于是,我们开始优化,让sleep函数延后执行,而不是立刻阻塞,这次引入 call_later 方法:
import time
from collections import deque
class Scheduler:
def __init__(self):
self.ready = deque()
self.sleeping = []
def call_soon(self, func):
self.ready.append(func)
def call_later(self, delay, func):
deadline = time.time() + delay
self.sleeping.append((deadline, func))
self.sleeping.sort()
def run(self):
while self.ready or self.sleeping:
if not self.ready:
deadline, func = self.sleeping.pop(0)
deta = deadline - time.time()
if deta > 0:
time.sleep(deta)
self.ready.append(func)
while self.ready:
func = self.ready.popleft()
func()
sched = Scheduler()
def countdown(n):
if n > 0:
print('Down', n)
sched.call_later(4, lambda: countdown(n - 1))
def countup(stop):
def _run(x):
if x < stop:
print('Up', x)
sched.call_later(1, lambda: _run(x + 1))
_run(0)
sched.call_soon(lambda: countdown(5))
sched.call_soon(lambda: countup(20))
sched.run()
此时的输出,看着已经是并发执行了,一个简单的异步框架的雏形就出来了!
看到了吗,并发执行的关键是 Scheduler 这个类,它使用ready和sleeping两个队列共同实现轮换执行,真正的调度者是 Scheduler.run 方法,输出如下:
Down 5
Up 0
Up 1
Up 2
Up 3
Down 4
Up 4
Up 5
Up 6
Up 7
Down 3
Up 8
Up 9
Up 10
Up 11
Down 2
Up 12
Up 13
Up 14
Up 15
Down 1
Up 16
Up 17
Up 18
Up 19
下面,用优先队列代替列表排序,并用序列号解决deadline值相同时会对函数排序造成的异常(输出结果同上):
import time
import heapq
from collections import deque
class Scheduler:
def __init__(self):
self.ready = deque()
self.sleeping = []
self.sequence = 0
def call_soon(self, func):
self.ready.append(func)
def call_later(self, delay, func):
self.sequence += 1
deadline = time.time() + delay
heapq.heappush(self.sleeping, (deadline, self.sequence, func))
def run(self):
while self.ready or self.sleeping:
if not self.ready:
deadline, _, func = heapq.heappop(self.sleeping)

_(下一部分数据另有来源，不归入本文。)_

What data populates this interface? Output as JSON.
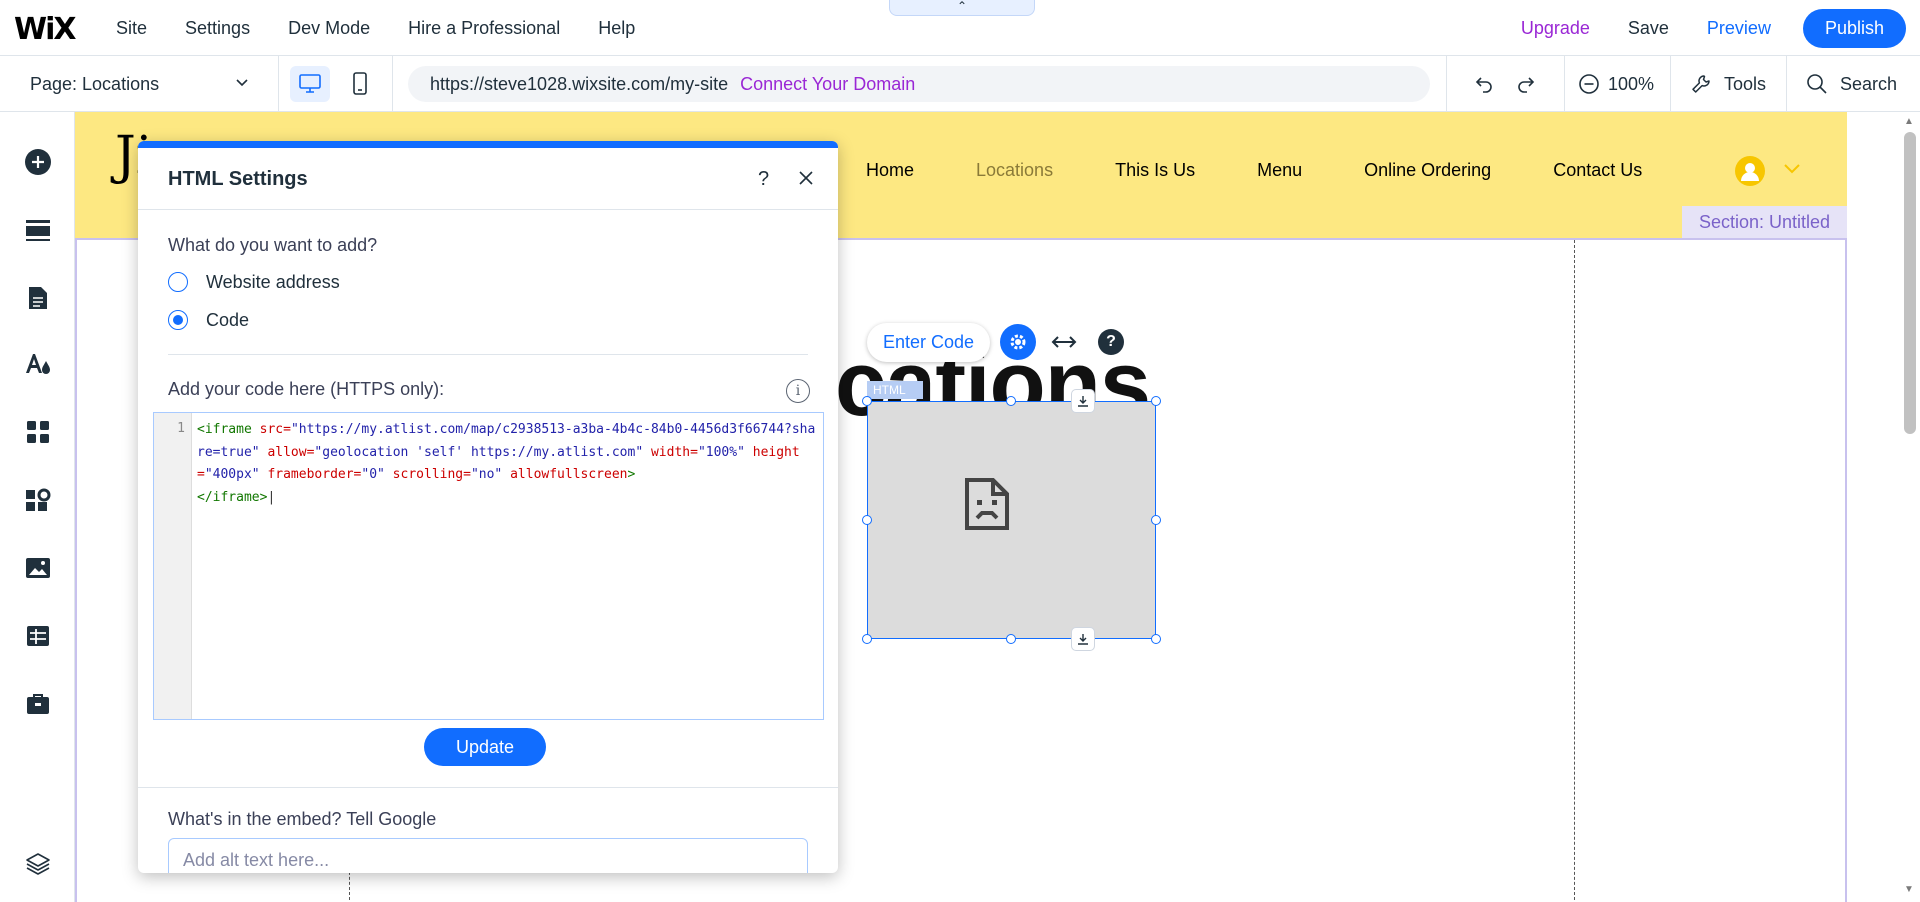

deta = deadline - time.time()
if deta > 0:
time.sleep(deta)
self.ready.append(func)
while self.ready:
func = self.ready.popleft()
func()
sched = Scheduler()
def countdown(n):
if n > 0:
print('Down', n)
sched.call_later(4, lambda: countdown(n - 1))
def countup(stop):
def _run(x):
if x < stop:
print('Up', x)
sched.call_later(1, lambda: _run(x + 1))
_run(0)
sched.call_soon(lambda: countdown(5))
sched.call_soon(lambda: countup(20))
sched.run()
四、异步队列的实现
现在,我们在调度器的基础上,自己实现一个异步队列,整合到上文的源码中,文件名aproducer.py。
Scheduler使用两个队列来实现函数的并发执行,ready队列存放待执行的函数,sleeping队列让sleep函数延后执行,然后通过Scheduler.run来调度函数的执行。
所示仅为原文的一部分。